Le régime avant la revanche

Ni dans ses habitudes alimentaires, on va pas se mentir. Ses restaurants préférés à Imperial ? « Johnny’s Burritos » et « Donut Avenue ». Des modèles de diététique assurément Snickers comme si le diabète n’était qu’une fake news propagée par le lobby du bio. « C’est à l’opposé de ce qu’on peut imaginer pour un athlète de haut niveau. Déjà quand tu le vois physiquement, bon, t’as des doutes sur son niveau, mais alors quand tu le vois prendre une barre de Snickers tu te dis qu’il se fout de la gueule du monde ! », hallucine Brahim Asloum.

Pourtant, le « Rocky mexicain », comme l’appelle désormais son père, a décidé de calmer le jeu sur le gras et le chocolat. Depuis sa victoire au Madison Square Garden, nous apprend RMC, Andy Ruiz a fait appel à la société californienne Zo’s Meal Plans, qui lui concocte des plats sains et équilibrés. « Des trucs verts », dans le langage Ruizien. « Choisir la bonne nourriture est une chose sur laquelle je travaille désormais. Si ce n’était pas le cas, je mangerais un burger à trois steaks avec du bacon et plein de fromage. Les gens doivent comprendre que j’ai réussi à aller aussi loin en étant un peu grassouillet. Imaginez jusqu’où je peux aller si j’étais dans une forme optimale », annonce-t-il fièrement dans l’émission USA Today. On verra samedi s’il parvient à réaliser un nouvel exploit, face à un Anthony Joshua vexé qui compte bien effacer ce premier affront.

« Ça serait dingue !, s’enflamme le champion du monde des poids mi-mouche en 2007. Il casserait encore plus tous les stéréotypes qu’on avait sur le champion poids lourd.

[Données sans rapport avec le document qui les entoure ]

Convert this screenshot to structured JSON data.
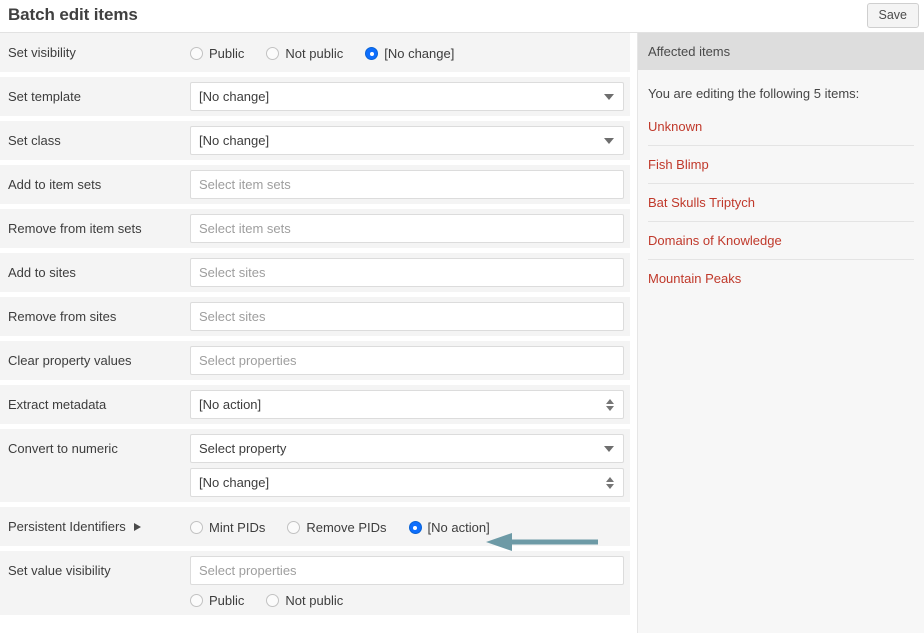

On est à une époque où ce sont de beaux athlètes, ils font deux mètres, ils n’ont pas un pète de gras, tout le contraire de Ruiz quoi ! ». « C’est grâce à ce genre d’histoire que la boxe est en train de retrouver ses lettres de noblesse », conclut Samyr Hamoudi. Si avec ça on ne vous a pas convaincus de suivre le combat, on peut arrêter ce métier illico.